Deeper in the blues: DNA barcoding of fishes from Pakistani coast of the Arabian Sea reveals overlooked genetic diversity
Résumé
The northern Arabian Sea is highly productive in terms of abundant and diverse fish fauna (≈1,000 species) due to nutrient-rich waters. A total of 303 specimens were collected from the coastal waters of Pakistan, representing 100 genera, 61 families, and 15 orders identifiable to 120 morphological species and 18 others that could not be morphologically assigned to any known taxa.
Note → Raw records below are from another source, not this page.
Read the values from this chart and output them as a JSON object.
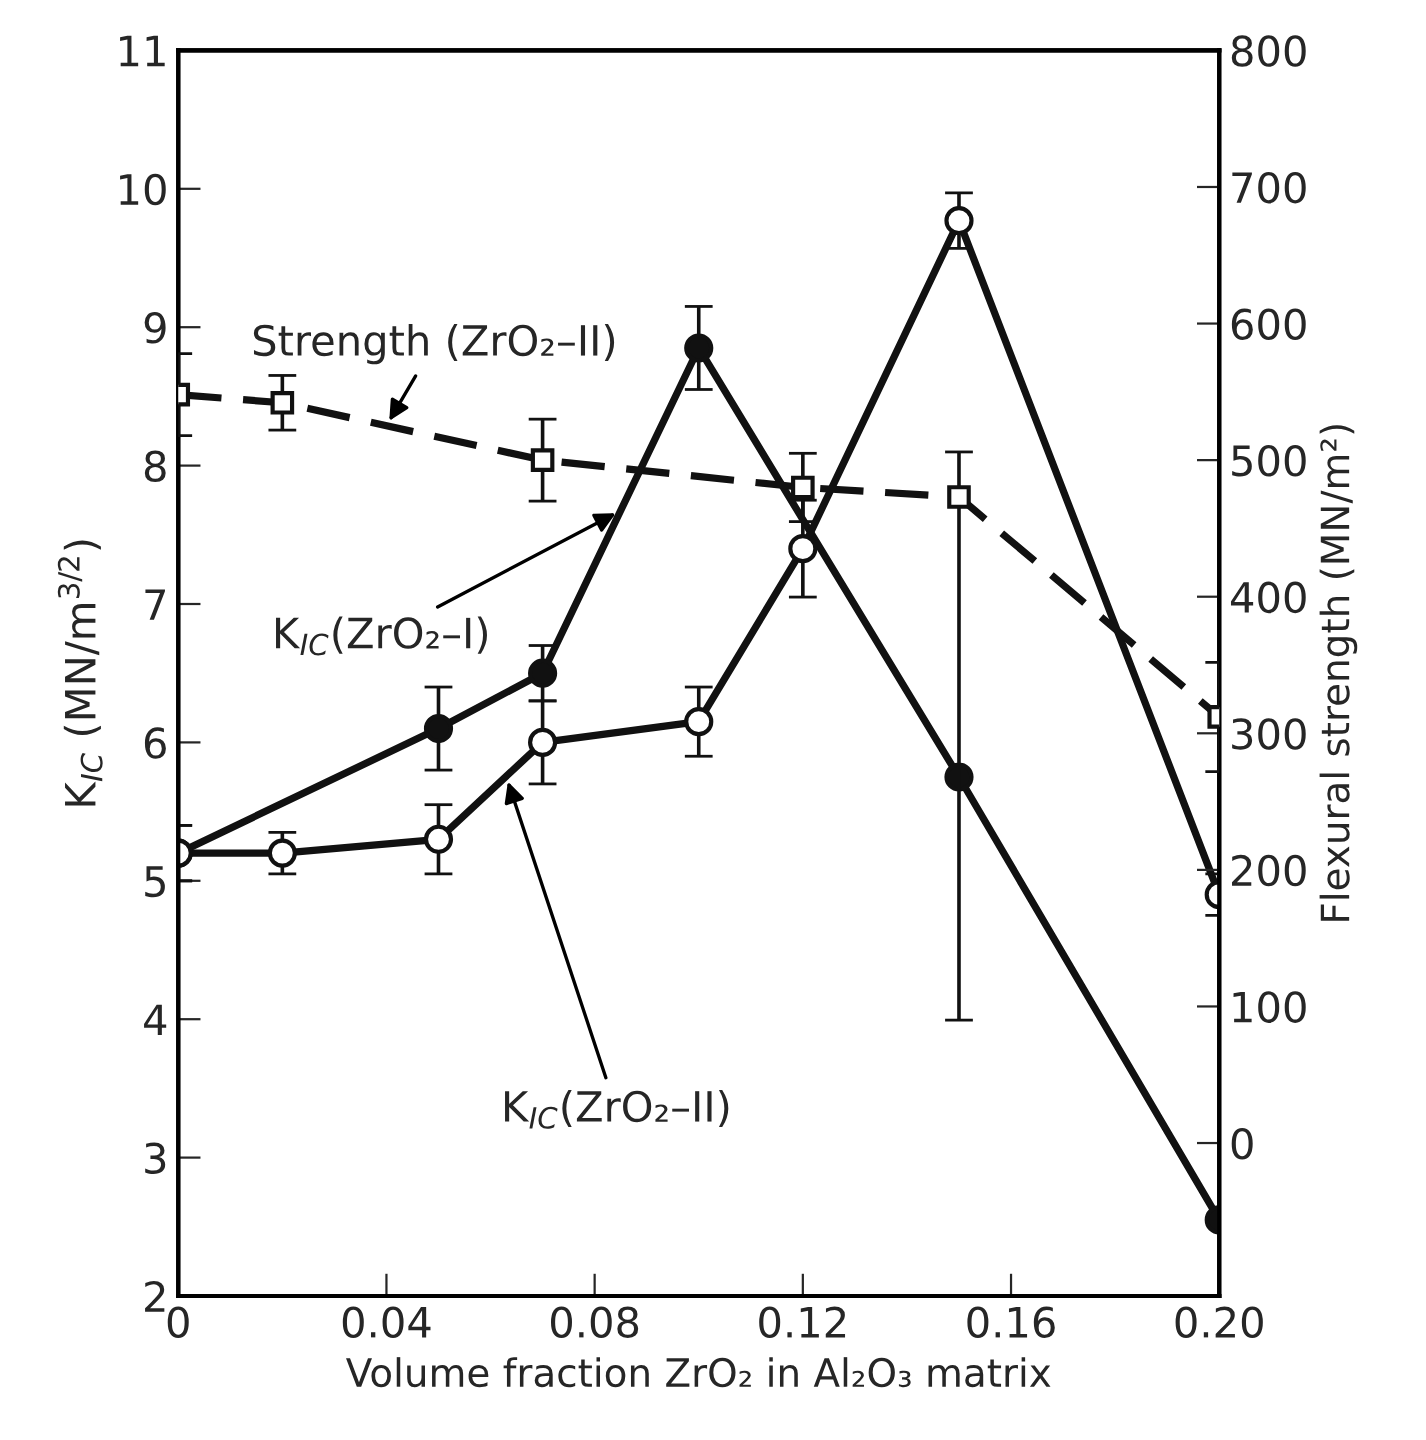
{
  "chart_data": {
    "type": "line",
    "xlabel": "Volume fraction ZrO₂ in Al₂O₃ matrix",
    "ylabel": "K$_{IC}$ (MN/m$^{3/2}$)",
    "y2label": "Flexural strength (MN/m²)",
    "xlim": [
      0,
      0.2
    ],
    "xticks": [
      0,
      0.04,
      0.08,
      0.12,
      0.16,
      {
        "value": 0.2,
        "label": "0.20"
      }
    ],
    "ylim": [
      2,
      11
    ],
    "yticks": [
      2,
      3,
      4,
      5,
      6,
      7,
      8,
      9,
      10,
      11
    ],
    "y2lim": [
      -112,
      800
    ],
    "y2ticks": [
      0,
      100,
      200,
      300,
      400,
      500,
      600,
      700,
      800
    ],
    "grid": false,
    "legend": false,
    "series": [
      {
        "name": "K$_{IC}$(ZrO₂–I)",
        "color": "#111111",
        "marker": "circle",
        "line_style": "solid",
        "x": [
          0,
          0.05,
          0.07,
          0.1,
          0.15,
          0.2
        ],
        "values": [
          5.2,
          6.1,
          6.5,
          8.85,
          5.75,
          2.55
        ],
        "errors": [
          0.2,
          0.3,
          0.2,
          0.3,
          null,
          null
        ]
      },
      {
        "name": "K$_{IC}$(ZrO₂–II)",
        "color": "#111111",
        "marker": "circle",
        "line_style": "solid",
        "x": [
          0,
          0.02,
          0.05,
          0.07,
          0.1,
          0.12,
          0.15,
          0.2
        ],
        "values": [
          5.2,
          5.2,
          5.3,
          6.0,
          6.15,
          7.4,
          9.77,
          4.9
        ],
        "errors": [
          0.2,
          0.15,
          0.25,
          0.3,
          0.25,
          0.35,
          0.2,
          0.15
        ]
      },
      {
        "name": "Strength (ZrO₂–II)",
        "color": "#111111",
        "marker": "square",
        "line_style": "dashed",
        "axis": "y2",
        "x": [
          0,
          0.02,
          0.07,
          0.12,
          0.15,
          0.2
        ],
        "values": [
          548,
          542,
          500,
          480,
          473,
          312
        ],
        "errors": [
          30,
          20,
          30,
          25,
          [
            90,
            506
          ],
          40
        ]
      }
    ]
  }
}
However, the COI analysis via neighbor-joining (NJ) tree, Bayesian inference (BI), and Maximum-likelihood (ML) trees and Automatic Barcode Gap Discovery (ABGD) produced nearly similar topologies and revealed 138 single-species-representing phylogenetic clusters including 18 highly supported previously unknown species clusters showing deep intraspecific divergences from the closely related morphospecies. The calculated average Kimura 2-parameter (K2P) genetic distances were 0.25%, 6.34%, 17.12%, and 26.8% within the species, genera, families, and orders, respectively. We analyzed species from eight groups (clupeiforms, sciaenids, flatfishes, spiny-flathead, lizardfish, sillaginids, grunts, stargazers) through BI and ML and found cryptic genetic diversity in these groups. Barcoding gap analysis (BGA) demonstrated that the barcode gaps were present for 39 of 70 species having multiple specimens (50.7%). Our study provides the first-ever addition of COI sequences for five species (Cociella punctata Cuvier, 1829; Epinephelus stoliczkae Day, 1875; Pomadasys aheneus McKay & Randall, 1995; Scorpaenopsis possi Randall & Eschmeyer, 2002; and Sillago panhwari Panhwar et al., 2017 in Panhwar et al. 2018) into the GenBank database. The study concluded that DNA barcoding is an efficient approach in species identification, supplementing the morphological identification of the known forms and highlighting the cryptic diversity.